The school site was deeded to School District No. 2 on August 1, 1868 from D. B. Burdick, first sheriff of Osage County. By August of 1894 the school at that location needed many repairs and some thought was in an unsafe condition. A bond election was held and it was decided to build a new school. Work commenced and the second week of December that year the new building greeted it first students. If walls could talk, what stories would they tell?
Surely they would reveal the names of all the many children who attended the school, including children from generations of the Buek, Markley, Croucher, Mings, Mitchell, Mills and Wight families, to name a few. There would be stories of the political meetings, Sunday School classes, temperance rallies, neighborhood gatherings and school fund raisers that also occurred there. We’d hear of the challenges of the teachers to teach the children of various age levels and the varied other tasks the teacher was responsible to do. We would learn the teachers names, if they were local or if they were from another place and stayed with a family within the district. How long was each session of school held? What were the songs the children sang and what games did they play? So many stories…
Superior’s stage curtain was purchased by local patrons and hung until the school closed. Much of the community’s livelihood was displayed on the curtain, as the names of contributors were written on the curtain, as advertising. The curtain is on display in the Schuyler Museum.

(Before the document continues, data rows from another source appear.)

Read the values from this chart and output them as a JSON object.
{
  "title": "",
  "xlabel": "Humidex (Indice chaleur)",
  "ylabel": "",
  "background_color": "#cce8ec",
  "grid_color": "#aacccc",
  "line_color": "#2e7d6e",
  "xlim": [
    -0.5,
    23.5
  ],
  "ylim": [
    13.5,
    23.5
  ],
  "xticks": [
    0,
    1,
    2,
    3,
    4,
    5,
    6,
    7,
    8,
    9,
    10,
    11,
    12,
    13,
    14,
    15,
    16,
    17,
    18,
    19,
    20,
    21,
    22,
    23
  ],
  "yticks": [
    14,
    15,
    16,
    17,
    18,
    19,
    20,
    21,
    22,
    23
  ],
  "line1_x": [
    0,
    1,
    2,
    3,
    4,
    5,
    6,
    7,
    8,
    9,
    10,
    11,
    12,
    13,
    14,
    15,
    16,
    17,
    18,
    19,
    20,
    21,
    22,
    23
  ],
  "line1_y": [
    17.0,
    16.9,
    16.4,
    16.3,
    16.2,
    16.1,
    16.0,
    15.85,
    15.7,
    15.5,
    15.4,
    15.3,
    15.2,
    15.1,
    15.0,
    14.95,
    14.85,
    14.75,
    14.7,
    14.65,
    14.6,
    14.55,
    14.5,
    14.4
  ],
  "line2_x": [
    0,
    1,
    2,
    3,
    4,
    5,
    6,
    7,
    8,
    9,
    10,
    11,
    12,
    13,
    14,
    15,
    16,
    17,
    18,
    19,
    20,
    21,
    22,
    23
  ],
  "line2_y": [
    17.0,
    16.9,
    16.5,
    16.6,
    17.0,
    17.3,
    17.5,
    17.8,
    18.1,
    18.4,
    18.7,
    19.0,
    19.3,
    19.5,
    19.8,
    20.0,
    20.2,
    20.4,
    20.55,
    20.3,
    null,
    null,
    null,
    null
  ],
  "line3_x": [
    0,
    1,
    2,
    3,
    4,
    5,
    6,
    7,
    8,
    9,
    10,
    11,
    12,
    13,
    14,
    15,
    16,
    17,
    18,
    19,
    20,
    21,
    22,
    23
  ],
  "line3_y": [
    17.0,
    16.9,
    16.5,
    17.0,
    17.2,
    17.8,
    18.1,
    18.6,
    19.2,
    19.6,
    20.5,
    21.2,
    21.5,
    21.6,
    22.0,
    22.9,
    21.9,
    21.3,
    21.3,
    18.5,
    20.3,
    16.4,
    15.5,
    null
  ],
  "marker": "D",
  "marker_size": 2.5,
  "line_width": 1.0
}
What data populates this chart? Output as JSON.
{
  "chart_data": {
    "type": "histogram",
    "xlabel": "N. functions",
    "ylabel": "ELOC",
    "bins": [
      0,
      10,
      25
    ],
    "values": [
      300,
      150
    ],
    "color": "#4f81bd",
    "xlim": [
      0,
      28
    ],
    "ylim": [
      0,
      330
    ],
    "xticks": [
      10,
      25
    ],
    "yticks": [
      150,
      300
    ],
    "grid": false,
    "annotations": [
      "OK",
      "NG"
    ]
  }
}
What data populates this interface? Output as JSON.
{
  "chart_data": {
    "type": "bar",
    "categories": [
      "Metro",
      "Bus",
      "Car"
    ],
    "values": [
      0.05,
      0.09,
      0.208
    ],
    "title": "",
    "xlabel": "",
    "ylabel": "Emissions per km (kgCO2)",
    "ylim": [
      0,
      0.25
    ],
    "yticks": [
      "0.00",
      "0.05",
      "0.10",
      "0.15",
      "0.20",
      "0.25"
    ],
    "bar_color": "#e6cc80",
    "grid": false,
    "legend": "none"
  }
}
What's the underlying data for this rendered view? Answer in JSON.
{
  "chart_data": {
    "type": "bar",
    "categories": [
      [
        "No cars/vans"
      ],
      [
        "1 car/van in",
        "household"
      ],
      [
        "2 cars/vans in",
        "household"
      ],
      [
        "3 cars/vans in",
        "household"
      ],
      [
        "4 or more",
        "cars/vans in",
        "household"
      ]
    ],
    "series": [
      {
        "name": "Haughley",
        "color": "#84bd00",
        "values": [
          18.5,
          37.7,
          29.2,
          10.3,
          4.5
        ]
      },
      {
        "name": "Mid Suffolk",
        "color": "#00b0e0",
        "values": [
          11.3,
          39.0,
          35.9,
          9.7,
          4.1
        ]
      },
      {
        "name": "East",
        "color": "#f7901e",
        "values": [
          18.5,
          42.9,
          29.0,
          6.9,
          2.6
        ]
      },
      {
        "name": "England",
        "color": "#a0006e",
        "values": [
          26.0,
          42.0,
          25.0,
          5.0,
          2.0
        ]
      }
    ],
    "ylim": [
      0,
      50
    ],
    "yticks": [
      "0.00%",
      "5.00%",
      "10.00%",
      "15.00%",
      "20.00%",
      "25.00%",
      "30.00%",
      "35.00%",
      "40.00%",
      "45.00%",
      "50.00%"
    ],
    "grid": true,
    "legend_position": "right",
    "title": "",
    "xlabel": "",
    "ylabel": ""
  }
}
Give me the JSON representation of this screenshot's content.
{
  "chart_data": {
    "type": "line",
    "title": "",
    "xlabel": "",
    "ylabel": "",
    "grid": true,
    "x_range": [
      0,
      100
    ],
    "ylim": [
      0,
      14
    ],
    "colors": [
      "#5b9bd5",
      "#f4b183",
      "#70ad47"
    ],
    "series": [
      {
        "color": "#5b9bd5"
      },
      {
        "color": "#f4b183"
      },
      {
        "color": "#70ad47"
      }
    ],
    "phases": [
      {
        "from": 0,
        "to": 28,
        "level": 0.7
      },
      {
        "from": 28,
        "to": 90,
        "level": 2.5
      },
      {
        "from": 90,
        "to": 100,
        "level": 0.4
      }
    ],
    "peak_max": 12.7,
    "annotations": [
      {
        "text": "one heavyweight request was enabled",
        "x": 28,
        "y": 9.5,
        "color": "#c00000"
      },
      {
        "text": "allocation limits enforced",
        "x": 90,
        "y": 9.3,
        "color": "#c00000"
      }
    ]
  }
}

After Superior School closed, it served various purposes which included a meeting place for youth groups and church services. For many years it was also used as a polling place for the residents of Dragoon Township, but was eventually deemed inadequate as a polling location due to the lack of restroom facilities and accessibility for the handicapped. The Dragoon Township board continued to meet at the school for a period of time. It is now in the care of the Burlingame Historical Preservation Society, Inc.
Superior was the first town and the county seat in what was then Weller County. J. M. Winchell, for one, helped establish Superior, which included 640 acres for its plat. Before Osage County was organized Winchell succeeded in introducing it as a strong candidate for capital of Kansas, only being two votes behind Topeka. Weller County was renamed Osage County March 11, 1859. It was also 1859 when a tornado left but little more than a name to Superior, which was virtually the end of its existence. Postal records indicate a post office was established March 4, 1859 and was discontinued Sept. 9, 1862. Superior was significant in our history, though it was short-lived.
Today Superior School is all that remains as evidence of the location of the town of Superior. In keeping with Burlingame Historical Preservation Society’s mission statement of preserving area history, work is underway to SAVE THE SCHOOL! In 2014 work began and has been on going since.